International Day of Olympics| Abhinav Bindra: Olympic success is not built six months before the Games

International Day of Olympics| Abhinav Bindra: Olympic success is not built six months before the Games


The Olympics, the grandest global sporting stage, is where every nation’s sporting strength is put to real test. For India, it’s often a reminder of how far the country has come as young, upcoming talent win coveted medals. Yet, in every four years, it also serves a reminder of how it has miles to go before it sleeps as a nation of over 1 billion population that gets a far less medal tally.

Abhinav Bindra is India’s first individual Olympic gold medalist (Beijing, 2008 and recently served on the International Olympic Committee (IOC) Athletes’ Commision (2018-2026),

Former sport shooter Abhinav Bindra, India’s first individual Olympic gold medalist (Beijing, 2008) and someone who up until recently served on the International Olympic Committee (IOC) Athletes’ Commision (2018-2026), one realises the vision for India extends far beyond the glamour of the podium.

Q. You won India’s first individual Olympic gold in 2008, which filled the nation with optimism for the future. Nearly two decades on, India still struggles to crack double-digit medals. From inside the system now, what’s the real bottleneck — funding, talent identification, or something cultural?

A. It is not one bottleneck. It is the alignment of many things. Funding has improved significantly compared to the time when I was competing. Talent identification is still a major area where we need more depth and consistency. In a country of India’s size, talent should not depend on accident, geography, or privilege. Culturally, we also need patience. Olympic success is not built in six months before the Games. It is built over eight, ten, sometimes twelve years. We must learn to value process as much as outcome.

Q. What is the significance of Olympic Day for you?

A. Olympic Day reminds us that sport is not only about medals; it is also about health, education, inclusion and community. A true sporting nation is one where excellence is not left to heroic individuals, but supported by a system that works every day. Money by itself does not win medals. It has to be converted into quality coaching, daily training environments, competition exposure, injury management, nutrition, psychological support, and accountability.”

Q. India has shown great inclination towards hosting the 2036 Olympics. Do you think India has the infrastructure and ability to host such a mega competition when many Indian athletes, especially at the grassroots, still struggle with access to proper infrastructure for training?

A. India has the ambition, scale and capability to host an event of the magnitude of the Olympic Games. A country of our size, our youth population and our growing global presence should certainly aspire to bring the world’s greatest sporting event to India. At the same time, I believe the real strength of any Olympic bid lies in the legacy it creates. Hosting the Games should not be seen only as a three-week event. It should be seen as a 10-year national opportunity to strengthen sport at every level — from elite preparation and world-class venues to public playgrounds, school sport, district facilities, community access and long-term athlete development.
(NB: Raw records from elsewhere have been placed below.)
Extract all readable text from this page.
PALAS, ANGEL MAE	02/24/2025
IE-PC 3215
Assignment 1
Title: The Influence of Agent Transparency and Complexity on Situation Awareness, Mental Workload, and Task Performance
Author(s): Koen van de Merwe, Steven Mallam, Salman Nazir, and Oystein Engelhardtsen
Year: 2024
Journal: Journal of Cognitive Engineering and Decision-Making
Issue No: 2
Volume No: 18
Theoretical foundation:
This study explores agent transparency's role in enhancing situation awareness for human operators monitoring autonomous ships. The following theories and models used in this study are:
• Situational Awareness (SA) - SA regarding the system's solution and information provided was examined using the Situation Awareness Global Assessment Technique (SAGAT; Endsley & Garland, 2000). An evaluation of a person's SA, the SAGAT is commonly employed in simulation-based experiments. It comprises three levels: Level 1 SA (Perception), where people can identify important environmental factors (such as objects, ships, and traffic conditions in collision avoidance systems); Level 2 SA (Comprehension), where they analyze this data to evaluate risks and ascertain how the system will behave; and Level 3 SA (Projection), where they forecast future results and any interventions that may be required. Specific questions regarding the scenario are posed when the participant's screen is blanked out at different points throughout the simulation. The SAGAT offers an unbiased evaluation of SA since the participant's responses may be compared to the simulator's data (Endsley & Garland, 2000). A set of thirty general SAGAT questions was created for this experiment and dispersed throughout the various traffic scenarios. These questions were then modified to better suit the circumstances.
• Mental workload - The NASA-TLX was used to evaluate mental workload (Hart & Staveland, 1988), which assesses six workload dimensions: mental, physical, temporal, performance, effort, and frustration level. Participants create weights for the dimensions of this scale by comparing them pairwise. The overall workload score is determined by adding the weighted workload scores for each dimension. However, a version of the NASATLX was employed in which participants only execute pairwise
For me, these are not competing priorities. Building Olympic-level infrastructure and improving grassroots access must go hand in hand. In fact, a well-planned Olympic ambition can become a catalyst to accelerate better facilities, better coaching systems, stronger

The Games, if they come to India, should inspire not only those who compete in the stadium, but also the child in a government school, the young athlete in a district centre, the girl looking for a safe place to play, and every family that begins to see sport as part of everyday life.

Q. As a sportsperson, you fuelled the belief that Indian could also win medals at the Olympics. Do you too feel that your golden moment changed a lot for the Indian sport?

A. I have always believed that the Beijing gold belonged far more to the country than to me as an individual. For many years, Indian athletes carried extraordinary talent, but also the burden of limited belief. What Beijing perhaps did was shift the national imagination. India began to look at Olympic sport with greater respect and ambition. I see that as the larger change. A medal can inspire, but its true legacy is only realised when it helps build pathways for the next generation. It told a young athlete in a small town, a parent, a coach, a federation, and even the system, that an Indian could stand on top of an Olympic podium in an individual sport.

Q. Ace shooter and coach Jaspal Rana’s recent death left you grieving like many others. Your memories of him?

Jaspal’s passing is a deep loss for Indian sport and especially for the shooting community. He was a champion in his own right, but perhaps his greatest contribution was the way he shaped and guided the next generation. Shooting is a sport of immense technical precision, but also of temperament, discipline, and trust between athlete and coach. Jaspal understood that deeply. His contribution as a coach, mentor, and personality within Indian shooting will be remembered with great respect.

At moments like this, one also realises that sport is built not only by medals, but by people who give their lives to nurturing excellence in others. Jaspal did that. His legacy will live on through the athletes he influenced and the standards he helped set for Indian shooting.